One often wonders - are these comeback movies or should they actually be called “go back” movies. My first memory of such an attempt was the 1990s ‘Aandhiyan’, coincidentally directed by David Dhawan.
This movie was publicised heavily by its makers as the comeback movie of the queen of 60s and 70s - Mumtaz. ‘Aandhiyan’ could not manage a whiff of a breeze at the box office and became a windless Bermuda triangle. So bad was its failure that Prosenjit, a big name in Bengali cinema, was never given a second chance by Bollywood makers.
The second movie, which established a simple fact to me that a superstar with mass following should never call any movie his comeback movie was the dud called ‘Mrityudaata’ directed by Indian cinema's big daddy director of hyper emotions Mehul Kumar. The movie was Amitabh Bachchan's comeback vehicle. The frenzy was huge. Friday morning they released it as ‘Mrityudata’ and by evening the fans called it “Mrityudodo”.
I don't even want to talk about ‘Gulab Gang’ and ‘Aaja Nachle’, Madhuri Dixit's “go back” sorry “comeback” movies. Why do come back movies fail? The reasons are simple. The directors in most cases are fanboys or another wannabe trying to make it big on somehow recreating a superstar's lost glory.
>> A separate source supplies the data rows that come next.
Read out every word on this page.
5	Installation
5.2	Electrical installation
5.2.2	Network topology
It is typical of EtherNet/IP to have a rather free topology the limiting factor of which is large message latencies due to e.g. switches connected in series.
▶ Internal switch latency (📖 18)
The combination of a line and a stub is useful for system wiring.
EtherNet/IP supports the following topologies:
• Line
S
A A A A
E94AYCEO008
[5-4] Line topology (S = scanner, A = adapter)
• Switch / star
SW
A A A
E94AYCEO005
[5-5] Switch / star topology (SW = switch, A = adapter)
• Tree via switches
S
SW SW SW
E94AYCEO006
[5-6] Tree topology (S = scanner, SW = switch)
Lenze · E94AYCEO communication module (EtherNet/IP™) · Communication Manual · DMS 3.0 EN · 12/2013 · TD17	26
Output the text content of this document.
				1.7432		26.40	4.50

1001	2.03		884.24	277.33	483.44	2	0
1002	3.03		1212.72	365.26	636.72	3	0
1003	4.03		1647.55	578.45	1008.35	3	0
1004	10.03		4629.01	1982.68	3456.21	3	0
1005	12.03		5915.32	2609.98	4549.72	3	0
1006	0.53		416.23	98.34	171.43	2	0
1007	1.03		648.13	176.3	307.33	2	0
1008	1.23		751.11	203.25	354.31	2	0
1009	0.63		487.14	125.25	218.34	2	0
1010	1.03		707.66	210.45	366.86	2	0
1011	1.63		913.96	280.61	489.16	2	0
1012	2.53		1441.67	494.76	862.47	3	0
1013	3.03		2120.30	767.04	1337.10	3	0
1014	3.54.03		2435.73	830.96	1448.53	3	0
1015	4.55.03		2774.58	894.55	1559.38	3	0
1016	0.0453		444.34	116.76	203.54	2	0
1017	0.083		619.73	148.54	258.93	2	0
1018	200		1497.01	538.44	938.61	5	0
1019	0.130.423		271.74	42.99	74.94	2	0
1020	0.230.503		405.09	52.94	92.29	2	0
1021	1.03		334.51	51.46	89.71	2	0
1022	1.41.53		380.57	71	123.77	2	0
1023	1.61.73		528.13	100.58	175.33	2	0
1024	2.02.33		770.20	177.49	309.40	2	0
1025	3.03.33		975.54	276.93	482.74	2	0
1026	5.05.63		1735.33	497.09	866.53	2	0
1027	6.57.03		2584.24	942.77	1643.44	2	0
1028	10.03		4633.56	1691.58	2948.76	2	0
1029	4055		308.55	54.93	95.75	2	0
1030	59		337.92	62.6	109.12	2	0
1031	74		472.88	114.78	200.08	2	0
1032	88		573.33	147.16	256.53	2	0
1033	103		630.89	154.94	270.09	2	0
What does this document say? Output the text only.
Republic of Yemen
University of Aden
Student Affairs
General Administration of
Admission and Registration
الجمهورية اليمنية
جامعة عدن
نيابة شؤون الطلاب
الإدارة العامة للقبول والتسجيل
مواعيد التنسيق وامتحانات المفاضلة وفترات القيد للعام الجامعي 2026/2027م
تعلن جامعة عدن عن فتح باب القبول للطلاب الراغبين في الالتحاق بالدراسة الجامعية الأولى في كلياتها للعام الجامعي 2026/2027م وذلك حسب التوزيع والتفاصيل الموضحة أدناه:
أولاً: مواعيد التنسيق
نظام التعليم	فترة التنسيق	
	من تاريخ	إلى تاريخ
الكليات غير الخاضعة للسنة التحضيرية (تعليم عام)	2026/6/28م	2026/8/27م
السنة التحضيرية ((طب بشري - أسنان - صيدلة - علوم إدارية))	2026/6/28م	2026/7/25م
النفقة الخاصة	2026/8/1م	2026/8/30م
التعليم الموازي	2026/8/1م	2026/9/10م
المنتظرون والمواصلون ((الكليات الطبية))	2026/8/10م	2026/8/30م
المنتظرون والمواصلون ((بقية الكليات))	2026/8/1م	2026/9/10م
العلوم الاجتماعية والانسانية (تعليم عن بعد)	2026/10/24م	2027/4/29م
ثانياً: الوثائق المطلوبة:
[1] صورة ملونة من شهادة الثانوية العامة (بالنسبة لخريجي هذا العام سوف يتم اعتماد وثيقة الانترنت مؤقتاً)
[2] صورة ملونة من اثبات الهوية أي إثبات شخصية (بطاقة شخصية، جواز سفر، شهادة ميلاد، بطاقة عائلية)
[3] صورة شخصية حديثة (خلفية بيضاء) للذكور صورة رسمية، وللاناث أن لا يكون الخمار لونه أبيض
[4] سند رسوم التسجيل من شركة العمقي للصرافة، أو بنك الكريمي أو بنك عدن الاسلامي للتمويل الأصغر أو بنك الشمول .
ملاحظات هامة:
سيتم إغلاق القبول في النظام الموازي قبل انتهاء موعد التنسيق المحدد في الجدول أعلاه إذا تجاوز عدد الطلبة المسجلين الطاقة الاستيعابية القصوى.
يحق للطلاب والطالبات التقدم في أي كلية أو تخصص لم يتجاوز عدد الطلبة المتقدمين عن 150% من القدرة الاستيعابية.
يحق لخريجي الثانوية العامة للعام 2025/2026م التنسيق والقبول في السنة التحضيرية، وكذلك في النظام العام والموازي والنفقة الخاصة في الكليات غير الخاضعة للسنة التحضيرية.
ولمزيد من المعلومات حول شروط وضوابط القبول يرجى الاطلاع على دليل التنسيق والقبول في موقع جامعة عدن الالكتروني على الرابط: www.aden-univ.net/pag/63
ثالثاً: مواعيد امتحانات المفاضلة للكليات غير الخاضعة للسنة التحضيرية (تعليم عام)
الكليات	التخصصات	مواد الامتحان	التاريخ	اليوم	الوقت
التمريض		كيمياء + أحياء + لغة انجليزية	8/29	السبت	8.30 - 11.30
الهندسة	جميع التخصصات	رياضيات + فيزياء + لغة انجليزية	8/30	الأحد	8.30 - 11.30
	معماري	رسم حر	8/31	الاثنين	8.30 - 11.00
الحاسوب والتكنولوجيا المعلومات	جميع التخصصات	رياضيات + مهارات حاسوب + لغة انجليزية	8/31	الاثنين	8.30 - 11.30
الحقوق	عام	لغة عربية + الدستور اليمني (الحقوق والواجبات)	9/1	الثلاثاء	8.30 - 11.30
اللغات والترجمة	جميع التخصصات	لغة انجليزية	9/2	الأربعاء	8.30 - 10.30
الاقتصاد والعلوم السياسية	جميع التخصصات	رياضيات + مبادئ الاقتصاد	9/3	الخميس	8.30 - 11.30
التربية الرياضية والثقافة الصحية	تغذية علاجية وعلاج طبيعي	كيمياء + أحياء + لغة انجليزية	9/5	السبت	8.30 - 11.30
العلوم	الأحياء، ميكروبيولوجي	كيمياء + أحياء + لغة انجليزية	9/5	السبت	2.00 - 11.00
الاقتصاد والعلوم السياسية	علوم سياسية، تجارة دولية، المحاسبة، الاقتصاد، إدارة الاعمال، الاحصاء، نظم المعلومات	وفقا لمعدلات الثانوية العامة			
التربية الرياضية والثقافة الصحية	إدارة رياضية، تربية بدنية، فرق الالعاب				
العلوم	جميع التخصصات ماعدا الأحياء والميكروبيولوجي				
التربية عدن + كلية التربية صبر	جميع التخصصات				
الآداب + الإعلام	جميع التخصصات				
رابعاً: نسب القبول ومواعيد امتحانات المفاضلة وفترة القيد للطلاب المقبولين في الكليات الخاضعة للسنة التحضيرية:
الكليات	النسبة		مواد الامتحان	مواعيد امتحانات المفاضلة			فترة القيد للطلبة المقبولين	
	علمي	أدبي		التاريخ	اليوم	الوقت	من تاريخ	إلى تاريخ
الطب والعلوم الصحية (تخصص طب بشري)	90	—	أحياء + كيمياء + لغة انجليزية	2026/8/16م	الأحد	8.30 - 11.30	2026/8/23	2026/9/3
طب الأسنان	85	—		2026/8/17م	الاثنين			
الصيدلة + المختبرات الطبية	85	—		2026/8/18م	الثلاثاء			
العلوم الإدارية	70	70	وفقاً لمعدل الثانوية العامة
In the process the most important factor, content gets ignored. Most filmmakers fail to realise that when they decide to bring back a superstar of huge fan loyalty back on the silver screen they have won half the battle but with bad content or a rehash of what the actor did decades ago they are losing the rest half so badly that it totally makes the other half success zero too.
Very rarely in a ‘Sarkar’ or a ‘Khoon Bhari Maang’, a director makes a super combo of a yesteryear performer's aura with super paced screen content and in the process ends up writing a place for himself in cinema history.
This is the irony. The director just has to place good content and pre/post production team. The numbers are ensured, old fans will surely pay a visit when the trailer looks good and the new fan will be curious about how an old war horse delivered in his time and days. Call it laziness or sheer half-hearted commitment to their own craft that most directors end up ensuring that comeback movies remain ‘go back’ movies.
The biggest crime, of these "go back" filmmakers, is they demotivate and shake the confidence of great performers too. God knows when Govinda will end up collecting the courage to face the camera again. Actors tend to blame themselves for makers error. In the process, both fans and cinema lose.
Maybe one day a clever superstar will ask a comeback producing wannabe this, “What’s your plan? What’s the story?”